The Human Body


Muscle, tissue or organ of the animal body characterized by the ability to contract, usually in response to a stimulus from the nervous system. The basic unit of all muscle is the myofibril, a minute, threadlike structure composed of complex proteins. Each muscle cell, or fiber, contains several myofibrils, which are composed of regularly arranged myofilaments of two types, thick and thin. Each thick myofilament contains several hundred molecules of the protein myosin. Thin filaments contain two strands of the protein actin. The myofibrils are made up of alternating rows of thick and thin myofilaments with their ends interleaved. During muscular contractions, these interdigitated rows of filaments slide along each other by means of cross bridges that act as ratchets. The energy for this motion is generated by densely packed mitochondria that surround the myofibrils.

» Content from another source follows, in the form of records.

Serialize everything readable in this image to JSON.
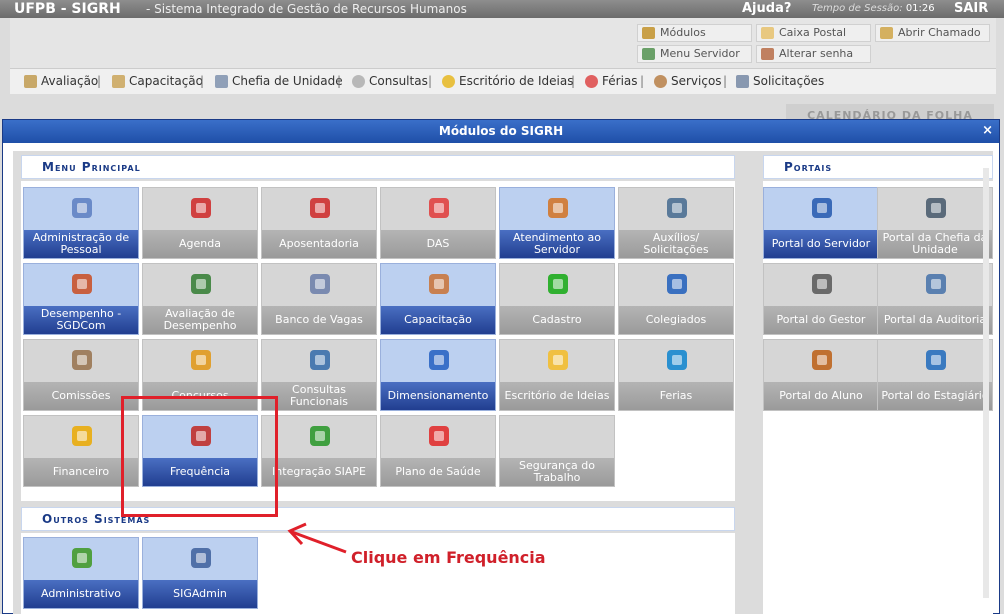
{
  "top": {
    "brand": "UFPB - SIGRH",
    "subtitle": "- Sistema Integrado de Gestão de Recursos Humanos",
    "help": "Ajuda?",
    "session_label": "Tempo de Sessão:",
    "session_time": "01:26",
    "sair": "SAIR"
  },
  "header_buttons": {
    "modulos": "Módulos",
    "caixa": "Caixa Postal",
    "chamado": "Abrir Chamado",
    "menu_servidor": "Menu Servidor",
    "senha": "Alterar senha"
  },
  "menubar": [
    "Avaliação",
    "Capacitação",
    "Chefia de Unidade",
    "Consultas",
    "Escritório de Ideias",
    "Férias",
    "Serviços",
    "Solicitações"
  ],
  "bg_tab": "CALENDÁRIO DA FOLHA",
  "modal": {
    "title": "Módulos do SIGRH",
    "close": "×"
  },
  "sections": {
    "main": "Menu Principal",
    "portals": "Portais",
    "others": "Outros Sistemas"
  },
  "main_tiles": [
    {
      "label": "Administração de Pessoal",
      "icon": "monitor-pessoal-icon",
      "active": true
    },
    {
      "label": "Agenda",
      "icon": "calendar-icon",
      "active": false
    },
    {
      "label": "Aposentadoria",
      "icon": "calendar-check-icon",
      "active": false
    },
    {
      "label": "DAS",
      "icon": "das-icon",
      "active": false
    },
    {
      "label": "Atendimento ao Servidor",
      "icon": "headset-person-icon",
      "active": true
    },
    {
      "label": "Auxílios/ Solicitações",
      "icon": "computer-icon",
      "active": false
    },
    {
      "label": "Desempenho - SGDCom",
      "icon": "people-icon",
      "active": true
    },
    {
      "label": "Avaliação de Desempenho",
      "icon": "people-check-icon",
      "active": false
    },
    {
      "label": "Banco de Vagas",
      "icon": "database-icon",
      "active": false
    },
    {
      "label": "Capacitação",
      "icon": "people-group-icon",
      "active": true
    },
    {
      "label": "Cadastro",
      "icon": "plus-icon",
      "active": false
    },
    {
      "label": "Colegiados",
      "icon": "globe-icon",
      "active": false
    },
    {
      "label": "Comissões",
      "icon": "group-icon",
      "active": false
    },
    {
      "label": "Concursos",
      "icon": "pencil-paper-icon",
      "active": false
    },
    {
      "label": "Consultas Funcionais",
      "icon": "magnifier-icon",
      "active": false
    },
    {
      "label": "Dimensionamento",
      "icon": "cubes-icon",
      "active": true
    },
    {
      "label": "Escritório de Ideias",
      "icon": "lightbulb-icon",
      "active": false
    },
    {
      "label": "Ferias",
      "icon": "airplane-icon",
      "active": false
    },
    {
      "label": "Financeiro",
      "icon": "dollar-coin-icon",
      "active": false
    },
    {
      "label": "Frequência",
      "icon": "checklist-icon",
      "active": true
    },
    {
      "label": "Integração SIAPE",
      "icon": "arrows-cubes-icon",
      "active": false
    },
    {
      "label": "Plano de Saúde",
      "icon": "medical-cross-icon",
      "active": false
    },
    {
      "label": "Segurança do Trabalho",
      "icon": "",
      "active": false
    }
  ],
  "portal_tiles": [
    {
      "label": "Portal do Servidor",
      "icon": "person-blue-icon",
      "active": true
    },
    {
      "label": "Portal da Chefia da Unidade",
      "icon": "person-suit-icon",
      "active": false
    },
    {
      "label": "Portal do Gestor",
      "icon": "person-gray-icon",
      "active": false
    },
    {
      "label": "Portal da Auditoria",
      "icon": "person-search-icon",
      "active": false
    },
    {
      "label": "Portal do Aluno",
      "icon": "person-student-icon",
      "active": false
    },
    {
      "label": "Portal do Estagiário",
      "icon": "person-intern-icon",
      "active": false
    }
  ],
  "other_tiles": [
    {
      "label": "Administrativo",
      "icon": "admin-arrows-icon",
      "active": true
    },
    {
      "label": "SIGAdmin",
      "icon": "admin-computer-icon",
      "active": true
    }
  ],
  "annotation": "Clique em Frequência",
  "colors": {
    "accent": "#2a4fa6",
    "annotation": "#d0202a"
  }
}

Three types of muscular tissue are recognized:
  1. smooth muscle -> Human smooth muscle is composed of slender, spindle-shaped cells, each with a single nucleus. Smooth muscle cells contract in rhythmic waves to propel food through the digestive tract and provide tension in the urinary bladder, blood vessels, uterus, and other internal organs.

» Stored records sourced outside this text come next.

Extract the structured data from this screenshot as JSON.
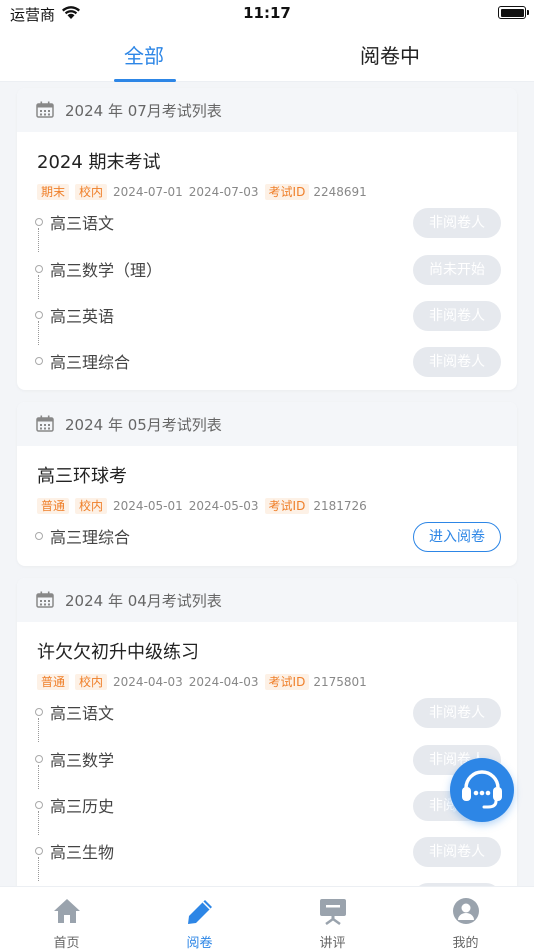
{
  "status": {
    "carrier": "运营商",
    "time": "11:17"
  },
  "tabs": {
    "all": "全部",
    "reading": "阅卷中"
  },
  "exam_id_label": "考试ID",
  "sections": [
    {
      "title": "2024 年 07月考试列表",
      "exam_name": "2024 期末考试",
      "tags": [
        "期末",
        "校内"
      ],
      "start_date": "2024-07-01",
      "end_date": "2024-07-03",
      "exam_id": "2248691",
      "subjects": [
        {
          "name": "高三语文",
          "status": "非阅卷人"
        },
        {
          "name": "高三数学（理）",
          "status": "尚未开始"
        },
        {
          "name": "高三英语",
          "status": "非阅卷人"
        },
        {
          "name": "高三理综合",
          "status": "非阅卷人"
        }
      ]
    },
    {
      "title": "2024 年 05月考试列表",
      "exam_name": "高三环球考",
      "tags": [
        "普通",
        "校内"
      ],
      "start_date": "2024-05-01",
      "end_date": "2024-05-03",
      "exam_id": "2181726",
      "subjects": [
        {
          "name": "高三理综合",
          "status": "进入阅卷"
        }
      ]
    },
    {
      "title": "2024 年 04月考试列表",
      "exam_name": "许欠欠初升中级练习",
      "tags": [
        "普通",
        "校内"
      ],
      "start_date": "2024-04-03",
      "end_date": "2024-04-03",
      "exam_id": "2175801",
      "subjects": [
        {
          "name": "高三语文",
          "status": "非阅卷人"
        },
        {
          "name": "高三数学",
          "status": "非阅卷人"
        },
        {
          "name": "高三历史",
          "status": "非阅卷人"
        },
        {
          "name": "高三生物",
          "status": "非阅卷人"
        }
      ]
    }
  ],
  "tabbar": {
    "home": "首页",
    "reading": "阅卷",
    "lecture": "讲评",
    "mine": "我的"
  },
  "colors": {
    "accent": "#2d86e6",
    "tag_text": "#ef7f29",
    "tag_bg": "#fdf1e6",
    "disabled_btn": "#e6e9ee"
  }
}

  2. skeletal or striated mucle tissue -> Skeletal muscle enables the voluntary movement of bones. Skeletal muscle consists of densely packed groups of elongated cells known as muscle fibers. Within these fibers, the alternation of thick and thin myofilaments gives skeletal muscles a striated, or striped, appearance.
  3. cardiac muscle -> Cardiac muscle, found only in the heart, drives blood through the circulatory system. Cardiac muscle cells connect to each other by specialized junctions called intercalated disks. Without a constant supply of oxygen, cardiac muscle will die, and heart attacks occur from the damage caused by insufficient blood supply to cardiac muscle.